A Facebook friend recently reflected on how his first week without a smartphone had changed the conversations he had with people: “In the absence of media,” he said, “much of my news is now received by word of mouth. I’m more curious about things, because I don’t know them.”
I select my information with purpose. I guard what information I’m exposed to extremely carefully, filtering out and screening away that which doesn’t matter or doesn’t interest me.
Most information is noise, and the human brain isn’t equipped for the overload that the modern world throws at us. Don’t watch the news, don’t follow politics, don’t argue back at clowns in the political sphere. Basically, don’t clutter your brain with unnecessary stuff. If you must consume news, slow it down by listening to thoughtful, long-form podcasts, watching documentaries, or reading books and magazine articles.
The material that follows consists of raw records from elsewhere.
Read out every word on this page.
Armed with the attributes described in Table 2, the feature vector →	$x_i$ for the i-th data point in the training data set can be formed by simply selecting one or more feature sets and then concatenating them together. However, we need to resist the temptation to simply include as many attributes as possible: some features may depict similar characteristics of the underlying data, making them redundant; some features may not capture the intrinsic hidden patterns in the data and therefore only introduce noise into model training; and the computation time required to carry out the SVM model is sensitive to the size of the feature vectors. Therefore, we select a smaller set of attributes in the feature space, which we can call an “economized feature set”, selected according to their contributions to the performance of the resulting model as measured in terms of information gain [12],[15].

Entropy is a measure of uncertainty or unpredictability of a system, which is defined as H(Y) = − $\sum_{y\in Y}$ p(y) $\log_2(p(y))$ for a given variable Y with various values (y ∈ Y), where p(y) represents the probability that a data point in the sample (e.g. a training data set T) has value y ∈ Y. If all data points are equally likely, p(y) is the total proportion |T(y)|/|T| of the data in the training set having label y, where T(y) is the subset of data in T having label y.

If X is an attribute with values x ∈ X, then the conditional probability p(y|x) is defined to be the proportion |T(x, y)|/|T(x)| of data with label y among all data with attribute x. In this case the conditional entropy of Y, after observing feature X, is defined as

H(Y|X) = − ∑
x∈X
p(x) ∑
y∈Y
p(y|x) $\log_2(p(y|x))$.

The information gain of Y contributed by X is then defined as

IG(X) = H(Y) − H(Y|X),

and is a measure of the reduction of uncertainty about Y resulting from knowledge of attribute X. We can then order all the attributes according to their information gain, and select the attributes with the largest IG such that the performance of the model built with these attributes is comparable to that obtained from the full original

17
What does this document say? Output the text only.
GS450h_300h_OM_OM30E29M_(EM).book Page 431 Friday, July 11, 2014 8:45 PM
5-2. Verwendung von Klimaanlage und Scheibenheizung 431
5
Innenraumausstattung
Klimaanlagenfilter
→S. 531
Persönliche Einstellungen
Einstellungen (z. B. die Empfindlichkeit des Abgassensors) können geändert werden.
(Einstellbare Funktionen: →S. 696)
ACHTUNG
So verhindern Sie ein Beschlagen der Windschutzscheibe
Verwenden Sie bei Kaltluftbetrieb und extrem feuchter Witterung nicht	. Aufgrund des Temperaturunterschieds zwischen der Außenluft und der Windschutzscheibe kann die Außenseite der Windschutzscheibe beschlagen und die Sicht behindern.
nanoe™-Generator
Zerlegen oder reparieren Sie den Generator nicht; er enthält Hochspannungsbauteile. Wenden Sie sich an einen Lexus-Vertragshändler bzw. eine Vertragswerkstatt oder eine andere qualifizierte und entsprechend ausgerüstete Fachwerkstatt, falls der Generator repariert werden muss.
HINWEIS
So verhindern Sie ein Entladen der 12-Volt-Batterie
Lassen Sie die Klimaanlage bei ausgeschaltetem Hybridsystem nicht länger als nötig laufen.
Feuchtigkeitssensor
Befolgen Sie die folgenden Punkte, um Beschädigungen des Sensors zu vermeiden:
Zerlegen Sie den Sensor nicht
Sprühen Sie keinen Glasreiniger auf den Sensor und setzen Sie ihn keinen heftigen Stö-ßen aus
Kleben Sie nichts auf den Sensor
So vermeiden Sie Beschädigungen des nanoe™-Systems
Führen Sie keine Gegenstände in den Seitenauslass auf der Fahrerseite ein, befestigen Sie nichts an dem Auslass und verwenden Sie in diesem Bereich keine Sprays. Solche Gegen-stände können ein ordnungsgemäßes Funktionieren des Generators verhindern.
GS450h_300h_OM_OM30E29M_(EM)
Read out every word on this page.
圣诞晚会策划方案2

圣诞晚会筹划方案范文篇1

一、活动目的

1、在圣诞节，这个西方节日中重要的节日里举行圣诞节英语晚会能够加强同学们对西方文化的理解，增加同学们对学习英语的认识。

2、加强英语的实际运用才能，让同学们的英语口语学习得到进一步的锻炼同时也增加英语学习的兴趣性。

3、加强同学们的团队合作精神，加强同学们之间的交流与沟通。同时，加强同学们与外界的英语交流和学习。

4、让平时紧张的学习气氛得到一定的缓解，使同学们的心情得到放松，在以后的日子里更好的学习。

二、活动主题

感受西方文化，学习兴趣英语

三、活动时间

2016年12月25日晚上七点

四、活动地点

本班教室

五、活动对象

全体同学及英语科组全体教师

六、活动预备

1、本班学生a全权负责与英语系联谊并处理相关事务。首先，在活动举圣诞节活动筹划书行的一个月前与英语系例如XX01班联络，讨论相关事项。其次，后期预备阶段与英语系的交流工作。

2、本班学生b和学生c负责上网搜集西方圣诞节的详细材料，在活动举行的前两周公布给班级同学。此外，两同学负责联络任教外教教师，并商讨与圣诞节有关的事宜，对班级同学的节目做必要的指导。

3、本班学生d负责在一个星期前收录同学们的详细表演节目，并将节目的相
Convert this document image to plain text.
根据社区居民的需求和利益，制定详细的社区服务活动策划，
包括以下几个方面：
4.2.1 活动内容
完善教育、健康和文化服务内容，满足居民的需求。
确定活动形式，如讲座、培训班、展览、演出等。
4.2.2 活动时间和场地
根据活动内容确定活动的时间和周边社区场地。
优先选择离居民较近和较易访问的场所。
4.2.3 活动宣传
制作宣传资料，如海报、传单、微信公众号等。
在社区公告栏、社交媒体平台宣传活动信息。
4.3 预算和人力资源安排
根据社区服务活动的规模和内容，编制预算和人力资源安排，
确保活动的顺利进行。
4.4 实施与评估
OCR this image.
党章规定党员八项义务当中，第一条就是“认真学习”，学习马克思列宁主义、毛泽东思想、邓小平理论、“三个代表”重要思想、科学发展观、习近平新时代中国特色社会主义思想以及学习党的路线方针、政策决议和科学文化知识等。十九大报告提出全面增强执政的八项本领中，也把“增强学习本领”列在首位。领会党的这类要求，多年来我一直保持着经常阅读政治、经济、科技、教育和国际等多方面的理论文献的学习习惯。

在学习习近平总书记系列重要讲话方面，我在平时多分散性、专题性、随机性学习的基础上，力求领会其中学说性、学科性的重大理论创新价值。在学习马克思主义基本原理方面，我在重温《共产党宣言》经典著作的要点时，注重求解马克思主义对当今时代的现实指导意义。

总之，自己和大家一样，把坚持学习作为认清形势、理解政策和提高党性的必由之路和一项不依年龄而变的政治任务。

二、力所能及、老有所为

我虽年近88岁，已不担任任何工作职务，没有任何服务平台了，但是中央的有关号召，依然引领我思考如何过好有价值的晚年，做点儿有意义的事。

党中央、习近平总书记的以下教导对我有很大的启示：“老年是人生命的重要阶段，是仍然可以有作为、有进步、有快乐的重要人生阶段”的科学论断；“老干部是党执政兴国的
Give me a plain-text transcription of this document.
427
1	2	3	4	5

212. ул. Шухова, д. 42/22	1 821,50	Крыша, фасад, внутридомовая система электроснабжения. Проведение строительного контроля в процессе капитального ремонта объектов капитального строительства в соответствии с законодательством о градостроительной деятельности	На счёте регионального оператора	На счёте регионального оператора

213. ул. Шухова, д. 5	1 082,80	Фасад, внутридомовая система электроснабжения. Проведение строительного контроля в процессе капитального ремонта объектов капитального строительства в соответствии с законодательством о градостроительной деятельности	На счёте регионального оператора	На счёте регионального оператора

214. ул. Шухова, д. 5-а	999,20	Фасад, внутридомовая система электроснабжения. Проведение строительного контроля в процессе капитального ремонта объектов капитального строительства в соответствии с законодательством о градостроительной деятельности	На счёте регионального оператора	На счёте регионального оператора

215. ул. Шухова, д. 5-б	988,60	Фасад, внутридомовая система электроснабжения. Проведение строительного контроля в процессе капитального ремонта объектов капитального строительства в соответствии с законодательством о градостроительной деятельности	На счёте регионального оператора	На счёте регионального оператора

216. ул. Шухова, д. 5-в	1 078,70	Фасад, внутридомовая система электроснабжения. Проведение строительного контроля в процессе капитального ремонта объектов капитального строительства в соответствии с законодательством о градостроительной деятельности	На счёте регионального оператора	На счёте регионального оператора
I offer one final piece of anecdotal evidence to showcase how this is working for me. One chilly September day last year, I received a call from my father — a standard, what’s-up/checking-in-on-you call. He was six time zones ahead of me at the time, and about to go to bed. He mentioned casually that he had gone voting earlier in the afternoon:
“Wait, there’s an election on…?” I asked. And instead of being mortified at my flailing civic duty, I laughed. Honestly, I had no idea it was election time, nor that the ballot box was providing my native country’s political theater that day. Before he could pollute my mind with more information, I quickly instructed my father not to tell me who did(n’t) win.
To this day, I’m still not sure which color of nonsense rules the Swedish apparatus of state. It just doesn’t matter.
Instead, fill your mind with the things you want, not the things the algorithms or news channels want.